Michael Kazin on what the decline of unions has meant for the white working class:
"Of all the groups needed to forge a winning progressive coalition, white working-class people are the only ones who lack sturdy institutions that promote egalitarian ends. African Americans have the churches, the NAACP, and other groups, both formal and informal. Latinos have organizations, both secular and religious, that defend immigrant rights and push for greater power in the larger society and culture. Middle- and upper-class liberals have universities and friendly media, from the Times and NPR to such Web sites as the Huffington Post and Daily Kos. Lesbians and gay men have the Human Rights Campaign, the National Gay and Lesbian Task Force, and a variety of local and regional networks...[In the absence of unions] white working-class men and women need new kinds of institutions that can speak to their discontents and offer compelling alternatives to the politics of anger and nostalgia...Don't mourn, organize."
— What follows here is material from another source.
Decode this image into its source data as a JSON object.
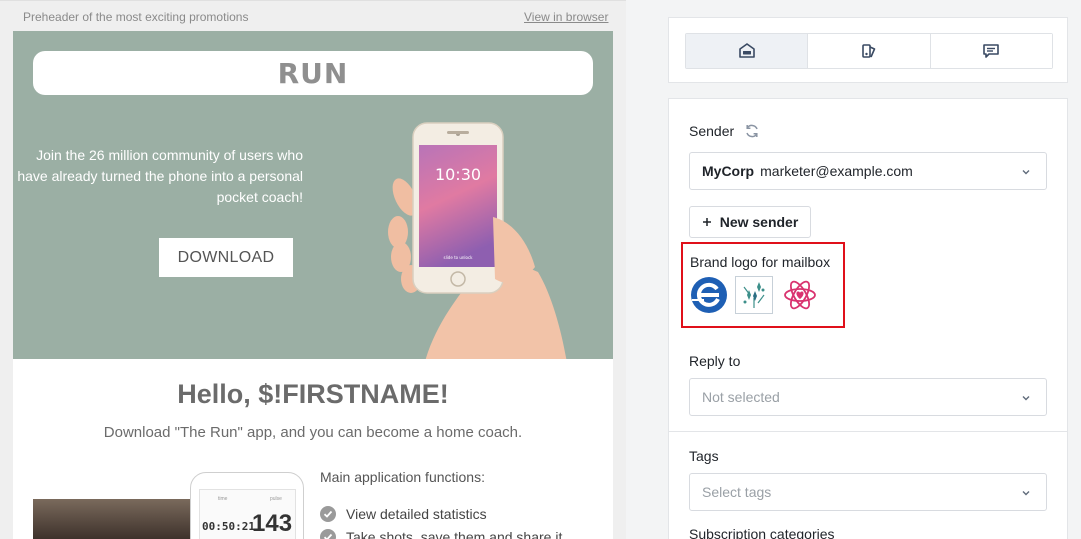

And Joanne Barkan on the narrow vision (and specious claims) of education reformers:
"To justify their campaign, ed reformers [like Bill Gates] repeat, mantra-like, that U.S. students are trailing far behind their peers in other nations, that U.S. public schools are failing. The claims are specious. Two of the three major international tests...break down student scores according to the poverty rate in each school...Students in U.S. schools where the poverty rate was less than 10 percent ranked first in reading, first in science, and third in math...But as the poverty rate rose higher, students ranked lower...Twenty percent of all U.S. schools have poverty rates over 75 percent. The average ranking of American schools reflect this. The problem is not public schools; it is poverty. And as dozens of studies have shown, the gap in cognitive, physical, and social development between children in poverty and middle-class children is set by age three."